Many physicians and researchers have attributed to Taubes the inspiration for their career direction. He certainly has inspired me. He’s responsible, indirectly I suppose, for the name of this blog, “The Nutrition Debate.” As a “nutrition groupie,” I bundle my own experience with ideas I’ve had and those of experts I read daily to put it “out there” for the world to consider. If the light level behind the mirror of conventional thinking is raised, perhaps the world will come to see the “alternate hypothesis” that Taubes describes in “Good Calories – Bad Calories.” Perhaps, the silver lining of the mirror will dissolve and be transparent. The following is excerpted from Taubes’s 2001 essay.
“The original simple story in the 1950s was that high cholesterol levels increase heart disease risk. The seminal Framingham Heart Study, for instance, which revealed the association between cholesterol and heart disease, originally measured only total serum cholesterol. But cholesterol shuttles through the blood in an array of packages. Low-density lipoprotein particles (“bad” cholesterol) deliver fat and cholesterol from the liver to tissues that need it, including arterial cells, where it can lead to atherosclerotic plaques. High-density lipoproteins (“good” cholesterol) return cholesterol to the liver. The higher the HDL, the lower the heart disease risk. Then there are triglycerides, which contain fatty acids, and very low-density lipoproteins (VLDLs), which transport triglycerides.”

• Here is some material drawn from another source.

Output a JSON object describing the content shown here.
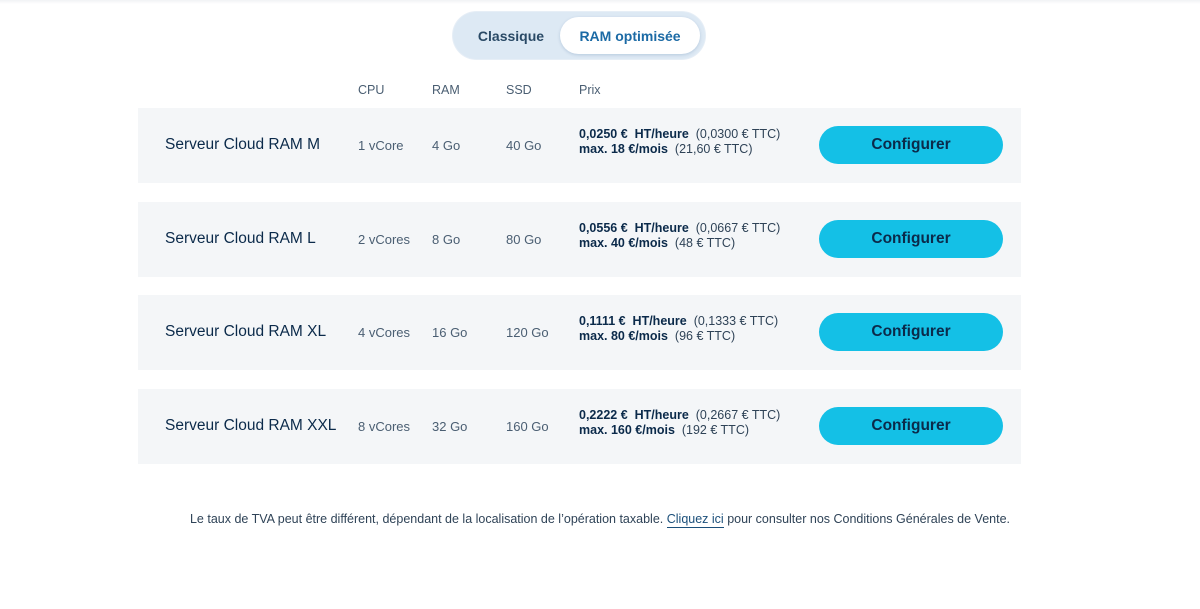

“All of these particles have some effect on heart disease risk, while the fats, carbohydrates, and proteins in the diet have varying effects on all these particles. The 1950s story was that saturated fats increase total cholesterol, polyunsaturated fats decrease it, and monounsaturated fats are neutral. By the late 1970s – when researchers accepted the benefits of HDL – they realized that monounsaturated fats are not neutral. Rather, they raise HDL, at least compared to carbohydrates, and lower LDL. This makes them an ideal nutrient. Furthermore, saturated fats cannot be quite so evil because, while they elevate LDL, which is bad, they also elevate HDL, which is good. And some saturated fats – stearic acid, in particular, the fat in chocolate – are at worst neutral. Stearic acid raises HDL levels but does little or nothing to LDL. And there are trans fatty acids, which raise LDL, just like saturated fat, but also lower HDL. Today, none of this is controversial, although it has yet to be reflected in any Food Guide Pyramid.”
Well, the Food Pyramid is gone, only to be replaced by “My Plate,” arguably a worse representation of a healthy eating pattern. But the modern movement that Gary Taubes spawned has gained enormous momentum. Today, it is a legacy to the work begun by Gary Taubes and his seminal piece, “The Soft Science of Dietary Fat?”